Zhaga, Part 1 Who and what is Zhaga.

The first blog in a series on Zhaga. In this part I would like to explain Zhaga organization in some detail. What does Zhaga mean? Actually it does not have a meaning. It is not a short for something. After the name was chosen it was discovered that a waterfall in China is called Zhaga but that is just a coincidence and not intended.

Zhaga is a consortium of over 280 industry players in the lighting industry. What does that mean? Simply said it consists of over 280 companies that have decided that the Zhaga idea is a good idea and needs to be further developed. These companies spent a significant amount of time (money) in making this idea work so they are very interested in the success of Zhaga.

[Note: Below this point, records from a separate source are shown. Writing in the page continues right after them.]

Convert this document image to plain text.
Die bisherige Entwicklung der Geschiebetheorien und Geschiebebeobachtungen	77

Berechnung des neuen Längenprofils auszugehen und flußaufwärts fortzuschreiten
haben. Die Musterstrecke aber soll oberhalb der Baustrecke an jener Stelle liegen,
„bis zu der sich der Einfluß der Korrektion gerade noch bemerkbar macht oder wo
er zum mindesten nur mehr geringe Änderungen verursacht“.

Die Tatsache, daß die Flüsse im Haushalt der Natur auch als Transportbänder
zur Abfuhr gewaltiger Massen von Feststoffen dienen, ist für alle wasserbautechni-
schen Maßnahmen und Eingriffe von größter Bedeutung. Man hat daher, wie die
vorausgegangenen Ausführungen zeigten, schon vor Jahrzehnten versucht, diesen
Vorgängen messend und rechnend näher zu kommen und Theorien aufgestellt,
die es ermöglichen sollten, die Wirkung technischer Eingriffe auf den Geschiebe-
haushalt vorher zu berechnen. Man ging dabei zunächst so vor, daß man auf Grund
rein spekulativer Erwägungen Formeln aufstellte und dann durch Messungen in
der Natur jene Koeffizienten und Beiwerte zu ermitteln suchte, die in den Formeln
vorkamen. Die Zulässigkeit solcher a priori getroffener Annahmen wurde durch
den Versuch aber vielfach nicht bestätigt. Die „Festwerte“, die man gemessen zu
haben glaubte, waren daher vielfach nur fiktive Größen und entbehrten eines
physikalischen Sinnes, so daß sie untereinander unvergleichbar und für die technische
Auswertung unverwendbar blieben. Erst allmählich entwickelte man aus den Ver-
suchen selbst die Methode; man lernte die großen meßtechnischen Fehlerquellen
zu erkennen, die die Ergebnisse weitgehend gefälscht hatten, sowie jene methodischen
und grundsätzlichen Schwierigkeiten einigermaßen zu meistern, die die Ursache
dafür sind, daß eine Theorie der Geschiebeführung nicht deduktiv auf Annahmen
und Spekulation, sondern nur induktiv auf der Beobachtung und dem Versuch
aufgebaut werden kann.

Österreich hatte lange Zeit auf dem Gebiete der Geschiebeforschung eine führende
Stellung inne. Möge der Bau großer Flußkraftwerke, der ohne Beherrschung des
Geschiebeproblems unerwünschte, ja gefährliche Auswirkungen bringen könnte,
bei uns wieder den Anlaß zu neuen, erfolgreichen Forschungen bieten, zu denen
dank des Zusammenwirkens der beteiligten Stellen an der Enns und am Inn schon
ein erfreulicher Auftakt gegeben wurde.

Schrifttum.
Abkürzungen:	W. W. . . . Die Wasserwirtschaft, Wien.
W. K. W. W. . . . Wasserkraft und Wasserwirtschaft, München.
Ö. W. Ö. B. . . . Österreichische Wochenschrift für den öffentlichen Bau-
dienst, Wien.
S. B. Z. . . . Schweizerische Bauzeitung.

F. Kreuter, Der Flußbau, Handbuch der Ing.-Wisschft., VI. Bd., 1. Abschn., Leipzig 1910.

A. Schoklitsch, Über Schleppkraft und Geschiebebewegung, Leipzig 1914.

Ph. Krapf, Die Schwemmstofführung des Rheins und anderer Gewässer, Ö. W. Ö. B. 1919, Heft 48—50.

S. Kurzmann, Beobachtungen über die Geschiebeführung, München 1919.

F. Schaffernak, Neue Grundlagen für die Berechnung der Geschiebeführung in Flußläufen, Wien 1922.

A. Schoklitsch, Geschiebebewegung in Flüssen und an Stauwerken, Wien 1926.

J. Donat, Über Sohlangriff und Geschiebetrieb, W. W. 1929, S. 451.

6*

The companies that are working on these standards are coming from the logical industries like luminaire manufactures, LED module manufacturers but also less logical companies like plastic production companies. All companies have an interest and expect that Zhaga can help them and the lighting industry forward.

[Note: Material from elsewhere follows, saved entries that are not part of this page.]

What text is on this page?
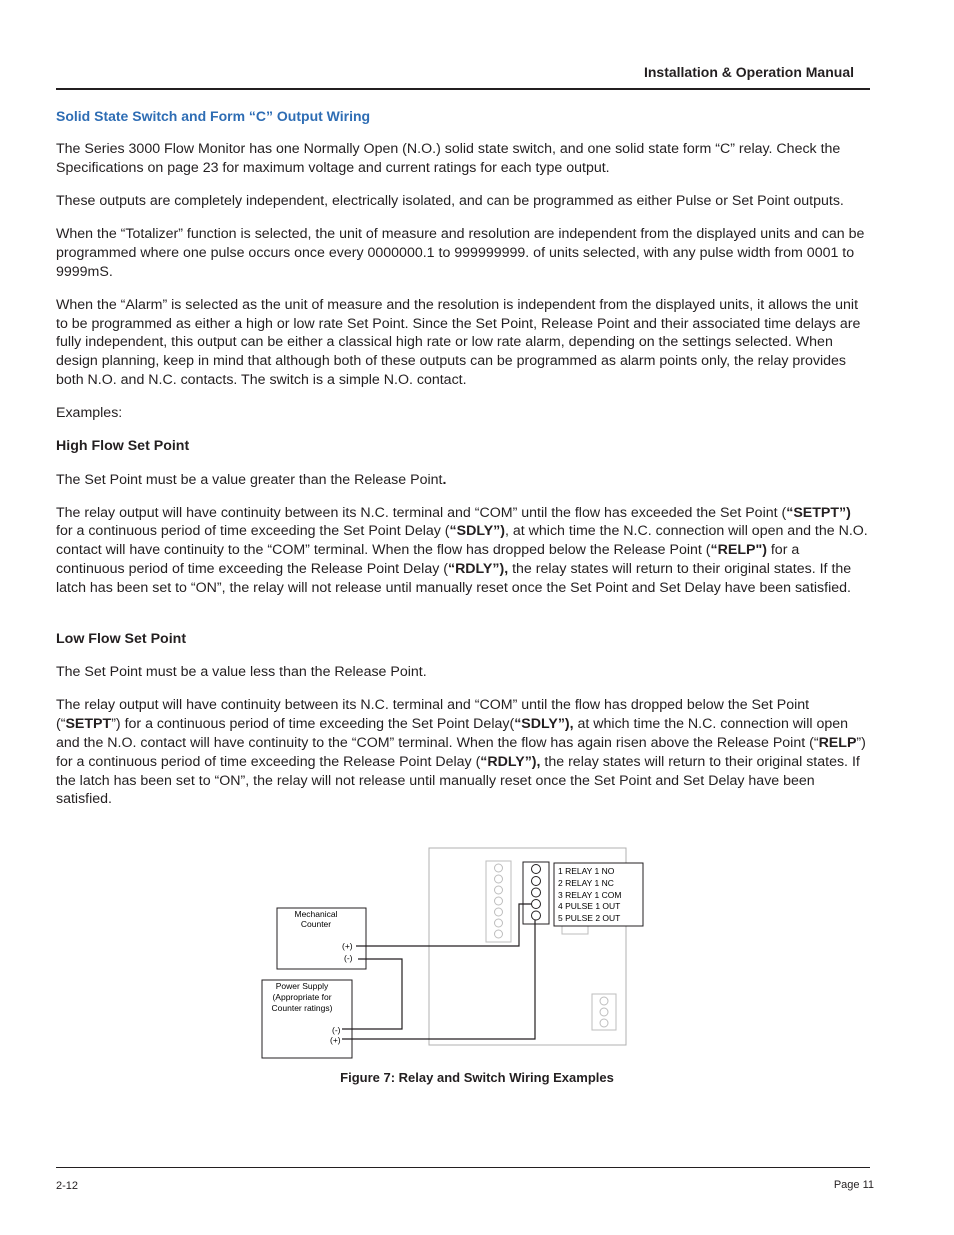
Installation & Operation Manual
Solid State Switch and Form “C” Output Wiring

The Series 3000 Flow Monitor has one Normally Open (N.O.) solid state switch, and one solid state form “C” relay. Check the Specifications on page 23 for maximum voltage and current ratings for each type output.

These outputs are completely independent, electrically isolated, and can be programmed as either Pulse or Set Point outputs.

When the “Totalizer” function is selected, the unit of measure and resolution are independent from the displayed units and can be programmed where one pulse occurs once every 0000000.1 to 999999999. of units selected, with any pulse width from 0001 to 9999mS.

When the “Alarm” is selected as the unit of measure and the resolution is independent from the displayed units, it allows the unit to be programmed as either a high or low rate Set Point. Since the Set Point, Release Point and their associated time delays are fully independent, this output can be either a classical high rate or low rate alarm, depending on the settings selected. When design planning, keep in mind that although both of these outputs can be programmed as alarm points only, the relay provides both N.O. and N.C. contacts. The switch is a simple N.O. contact.

Examples:

High Flow Set Point

The Set Point must be a value greater than the Release Point.

The relay output will have continuity between its N.C. terminal and “COM” until the flow has exceeded the Set Point (“SETPT”) for a continuous period of time exceeding the Set Point Delay (“SDLY”), at which time the N.C. connection will open and the N.O. contact will have continuity to the “COM” terminal. When the flow has dropped below the Release Point (“RELP") for a continuous period of time exceeding the Release Point Delay (“RDLY”), the relay states will return to their original states. If the latch has been set to “ON”, the relay will not release until manually reset once the Set Point and Set Delay have been satisfied.

Low Flow Set Point

The Set Point must be a value less than the Release Point.

The relay output will have continuity between its N.C. terminal and “COM” until the flow has dropped below the Set Point (“SETPT”) for a continuous period of time exceeding the Set Point Delay(“SDLY”), at which time the N.C. connection will open and the N.O. contact will have continuity to the “COM” terminal. When the flow has again risen above the Release Point (“RELP”) for a continuous period of time exceeding the Release Point Delay (“RDLY”), the relay states will return to their original states. If the latch has been set to “ON”, the relay will not release until manually reset once the Set Point and Set Delay have been satisfied.

1 RELAY 1 NO
2 RELAY 1 NC
3 RELAY 1 COM
4 PULSE 1 OUT
5 PULSE 2 OUT
Mechanical
Counter
(+)
(-)
Power Supply
(Appropriate for
Counter ratings)
(-)
(+)
Figure 7: Relay and Switch Wiring Examples
2-12	Page 11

What does Zhaga do? They develop standards that allow exchangeability of LED Light Engines. So how does that translate? Do they make modules, do they design modules… No they do not. They draw up a specification and modules can be designed to fit that specification, and therefore are Zhaga compatible.

Zhaga is about exchangeability that means that you will find in their specifications only requirements that relate to that. They have defined 4 specific interfaces of a LED module that makes up interchangeability. These interfaces are the thermal, mechanical, electrical and photometric interface. So for every form factor that is being specified in one of their books you will find these interfaces being defined.

The inside of the modules is not being specified. That means that the manufacturer can make it in any way he sees fit as long as he complies with these specifications. This also means that some things are not specified. For example the quality of the light (what is quality of light?) is not defined. So for example the specification does not require a specific CRI. This would be one of the many freedoms for the manufacturer. So a Zhaga specification is not a quality specification. It defines exchangeability.

So what is exchangeability. It means, in the sense of Zhaga developed products, that a module from one manufacturer can be replaced by a module from a different manufacturer without having to change the luminaire. So what factors are important here:

– mechanical
The actual mechanical connection points are at the same place. Module from manufacturer A fits in the same place as the module from manufacturer B. Has the screw holes in the same place etc.

– thermal
The heat transfer will be identical assuring that the heat from the module is transferred effectively to the heat sink of the luminaire.

– electrical
The electrical connections are at a defined place, so the new module can be connected again at the same place. No redesign of the luminaire needed.

– photometric
The light output is defined, that means that for example the Light Emitting Surface is defined (and some more) with the result that you do not have to redesign the optical structure of the luminaire.

The specifications like CRI, life expectancy, energy consumption etc are manufacturer specific. So there will be quality differences between the different manufacturers of modules and with that they will have the possibility to compete with each other.

Compare this with the old industry; in the time of the fluorescent tube (that fore sure has not ended yet!) you did have a specific tube for example 58 W tube. This was available in different colors, different CRI, different life expectancy, etc etc but that all fitted in two G13 lamp caps spaced at a specific distance. The control gear would be operating the different light sources with out problems.

There are maybe still some issues in the exchangeability but I will get back on that in the sequel.